Я не хочу вдаваться в подробности своей жизни, своего прошлого или своей семьи. Это запретная тема, и я надеюсь, что моя холодная манера поведения была для него достаточным ответом.
Он идет позади меня, пока я не дохожу до двери. Я ухожу с дороги, и он набирает код, после чего открывает дверь, чтобы я могла пройти. Мы молчим, пока идем к машине, единственным звуком является ровный гудок, когда он отпирает свой черный БМВ. Он чист и безупречен, как будто только что побывал на мойке. Я опускаюсь на кожаное сиденье, гнев бурлит в моей груди. Я хотела гораздо больше того, что он мне дал, больше всего.
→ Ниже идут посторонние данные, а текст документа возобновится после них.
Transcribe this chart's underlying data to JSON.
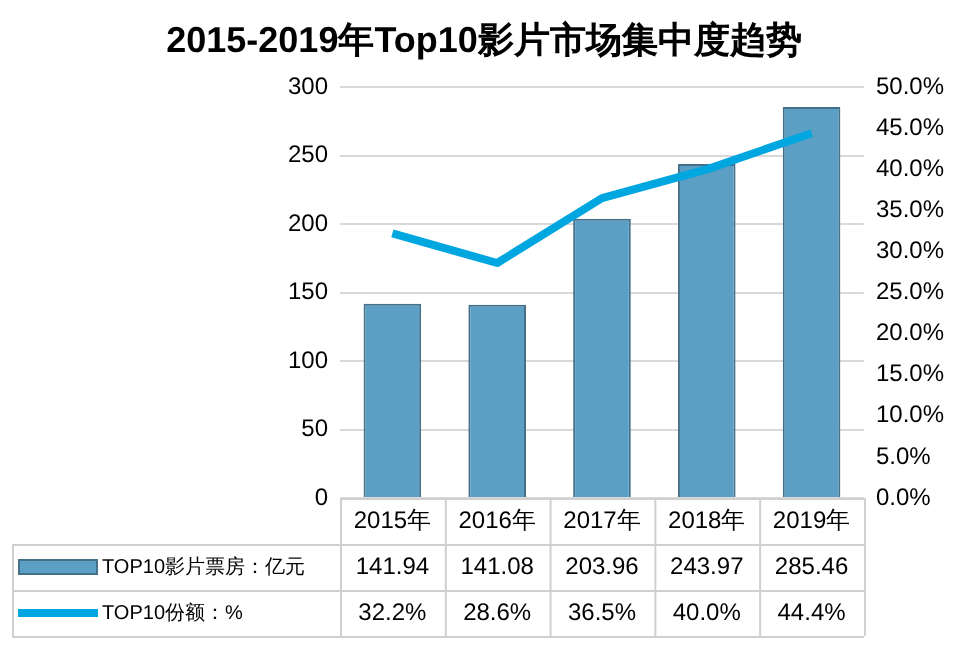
{
  "chart_data": {
    "type": "bar",
    "title": "2015-2019年Top10影片市场集中度趋势",
    "categories": [
      "2015年",
      "2016年",
      "2017年",
      "2018年",
      "2019年"
    ],
    "series": [
      {
        "name": "TOP10影片票房：亿元",
        "color": "#5b9fc4",
        "values": [
          141.94,
          141.08,
          203.96,
          243.97,
          285.46
        ]
      },
      {
        "name": "TOP10份额：%",
        "type": "line",
        "axis": "y2",
        "color": "#00a6e0",
        "values": [
          32.2,
          28.6,
          36.5,
          40.0,
          44.4
        ],
        "value_labels": [
          "32.2%",
          "28.6%",
          "36.5%",
          "40.0%",
          "44.4%"
        ]
      }
    ],
    "ylim": [
      0,
      300
    ],
    "yticks": [
      0,
      50,
      100,
      150,
      200,
      250,
      300
    ],
    "y2lim": [
      0,
      50
    ],
    "y2ticks": [
      {
        "value": 0,
        "label": "0.0%"
      },
      {
        "value": 5,
        "label": "5.0%"
      },
      {
        "value": 10,
        "label": "10.0%"
      },
      {
        "value": 15,
        "label": "15.0%"
      },
      {
        "value": 20,
        "label": "20.0%"
      },
      {
        "value": 25,
        "label": "25.0%"
      },
      {
        "value": 30,
        "label": "30.0%"
      },
      {
        "value": 35,
        "label": "35.0%"
      },
      {
        "value": 40,
        "label": "40.0%"
      },
      {
        "value": 45,
        "label": "45.0%"
      },
      {
        "value": 50,
        "label": "50.0%"
      }
    ],
    "grid": "y",
    "legend": "bottom",
    "data_labels": true
  }
}
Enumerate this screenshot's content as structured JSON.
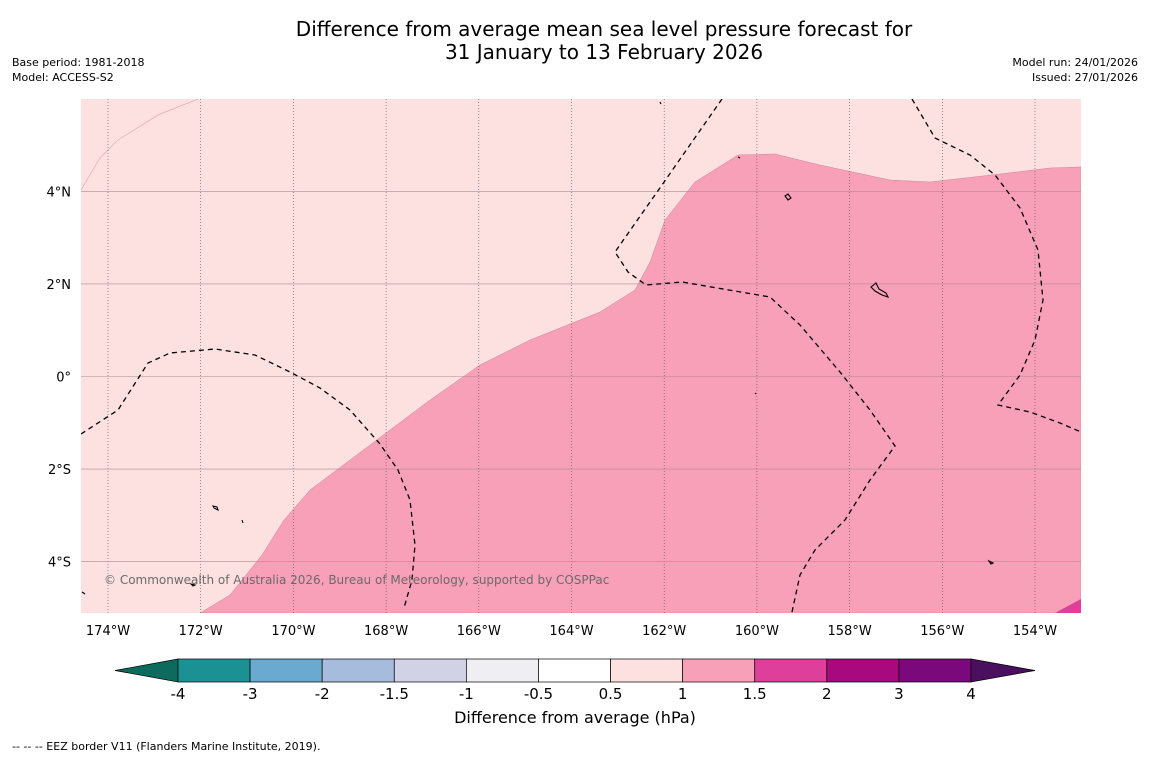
{
  "title": {
    "line1": "Difference from average mean sea level pressure forecast for",
    "line2": "31 January to 13 February 2026"
  },
  "meta_left": {
    "base_period": "Base period: 1981-2018",
    "model": "Model: ACCESS-S2"
  },
  "meta_right": {
    "model_run": "Model run: 24/01/2026",
    "issued": "Issued: 27/01/2026"
  },
  "map": {
    "lon_range": [
      -174.6,
      -153.0
    ],
    "lat_range": [
      -5.2,
      5.9
    ],
    "lon_ticks": [
      {
        "value": -174,
        "label": "174°W"
      },
      {
        "value": -172,
        "label": "172°W"
      },
      {
        "value": -170,
        "label": "170°W"
      },
      {
        "value": -168,
        "label": "168°W"
      },
      {
        "value": -166,
        "label": "166°W"
      },
      {
        "value": -164,
        "label": "164°W"
      },
      {
        "value": -162,
        "label": "162°W"
      },
      {
        "value": -160,
        "label": "160°W"
      },
      {
        "value": -158,
        "label": "158°W"
      },
      {
        "value": -156,
        "label": "156°W"
      },
      {
        "value": -154,
        "label": "154°W"
      }
    ],
    "lat_ticks": [
      {
        "value": 4,
        "label": "4°N"
      },
      {
        "value": 2,
        "label": "2°N"
      },
      {
        "value": 0,
        "label": "0°"
      },
      {
        "value": -2,
        "label": "2°S"
      },
      {
        "value": -4,
        "label": "4°S"
      }
    ],
    "copyright": "© Commonwealth of Australia 2026, Bureau of Meteorology, supported by COSPPac",
    "background_color": "#fde0e0",
    "anomaly_color": "#f8a0b7",
    "high_color": "#dd3f9a"
  },
  "colorbar": {
    "label": "Difference from average (hPa)",
    "under_color": "#0d6b5e",
    "over_color": "#4a0f5f",
    "bins": [
      {
        "color": "#1c9193"
      },
      {
        "color": "#6aa9d0"
      },
      {
        "color": "#a7bbdc"
      },
      {
        "color": "#d2d2e6"
      },
      {
        "color": "#efeef2"
      },
      {
        "color": "#ffffff"
      },
      {
        "color": "#fde0e0"
      },
      {
        "color": "#f8a0b7"
      },
      {
        "color": "#dd3f9a"
      },
      {
        "color": "#a8097f"
      },
      {
        "color": "#7a097b"
      }
    ],
    "ticks": [
      "-4",
      "-3",
      "-2",
      "-1.5",
      "-1",
      "-0.5",
      "0.5",
      "1",
      "1.5",
      "2",
      "3",
      "4"
    ]
  },
  "footnote": "--  --  -- EEZ border V11 (Flanders Marine Institute, 2019)."
}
И это заставляет меня усомниться в том, что все это было хорошей идеей.
Вздохнув, я достаю из сумки телефон и проверяю время.
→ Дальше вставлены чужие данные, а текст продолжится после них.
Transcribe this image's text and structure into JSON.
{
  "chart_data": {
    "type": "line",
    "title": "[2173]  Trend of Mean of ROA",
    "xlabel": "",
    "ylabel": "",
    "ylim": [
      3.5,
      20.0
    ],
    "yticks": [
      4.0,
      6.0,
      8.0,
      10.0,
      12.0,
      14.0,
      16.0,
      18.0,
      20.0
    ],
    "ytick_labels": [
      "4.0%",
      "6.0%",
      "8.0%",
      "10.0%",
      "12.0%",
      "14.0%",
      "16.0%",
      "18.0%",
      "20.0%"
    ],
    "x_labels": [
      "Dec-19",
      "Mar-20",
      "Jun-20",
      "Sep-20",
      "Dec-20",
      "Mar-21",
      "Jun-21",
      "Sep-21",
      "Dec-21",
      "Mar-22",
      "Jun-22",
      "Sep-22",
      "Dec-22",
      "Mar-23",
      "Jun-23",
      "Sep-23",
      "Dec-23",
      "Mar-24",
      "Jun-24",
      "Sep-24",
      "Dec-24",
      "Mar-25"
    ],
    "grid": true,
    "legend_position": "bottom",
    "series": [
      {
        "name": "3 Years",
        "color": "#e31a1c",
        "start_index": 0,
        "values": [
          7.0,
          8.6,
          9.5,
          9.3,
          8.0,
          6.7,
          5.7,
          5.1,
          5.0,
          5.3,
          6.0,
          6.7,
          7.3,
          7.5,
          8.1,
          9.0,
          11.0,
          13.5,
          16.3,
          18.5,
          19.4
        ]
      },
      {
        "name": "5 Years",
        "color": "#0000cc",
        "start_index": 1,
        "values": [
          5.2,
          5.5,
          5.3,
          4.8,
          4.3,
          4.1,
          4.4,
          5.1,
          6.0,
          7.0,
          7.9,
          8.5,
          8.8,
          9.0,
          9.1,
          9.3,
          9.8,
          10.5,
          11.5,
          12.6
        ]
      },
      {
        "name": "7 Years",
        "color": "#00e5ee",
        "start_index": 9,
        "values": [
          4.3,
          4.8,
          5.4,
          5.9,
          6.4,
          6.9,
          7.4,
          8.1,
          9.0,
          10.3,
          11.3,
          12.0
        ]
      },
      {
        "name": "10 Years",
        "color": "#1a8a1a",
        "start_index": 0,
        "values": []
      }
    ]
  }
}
Ого, времени прошло больше, чем я думала.
Сказать тете Глории, что у меня есть проект, над которым нужно поработать с девочками в школе, оказалось проще, чем я ожидала. Сначала она потребовала имена, имена родителей и номера телефонов. Конечно же, чертовски глупая я выплюнула первые пришедшие на ум имена.
Трина, Лорна и Делани. Как только я назвала эти имена, она отпустила меня, пообещав, что я вернусь домой до темноты.
Ну, к тому времени, как я вернусь домой, на улице уже точно будет темно. Я сдерживаю стон. Черт, лучше бы мне не попадать в неприятности из-за этого.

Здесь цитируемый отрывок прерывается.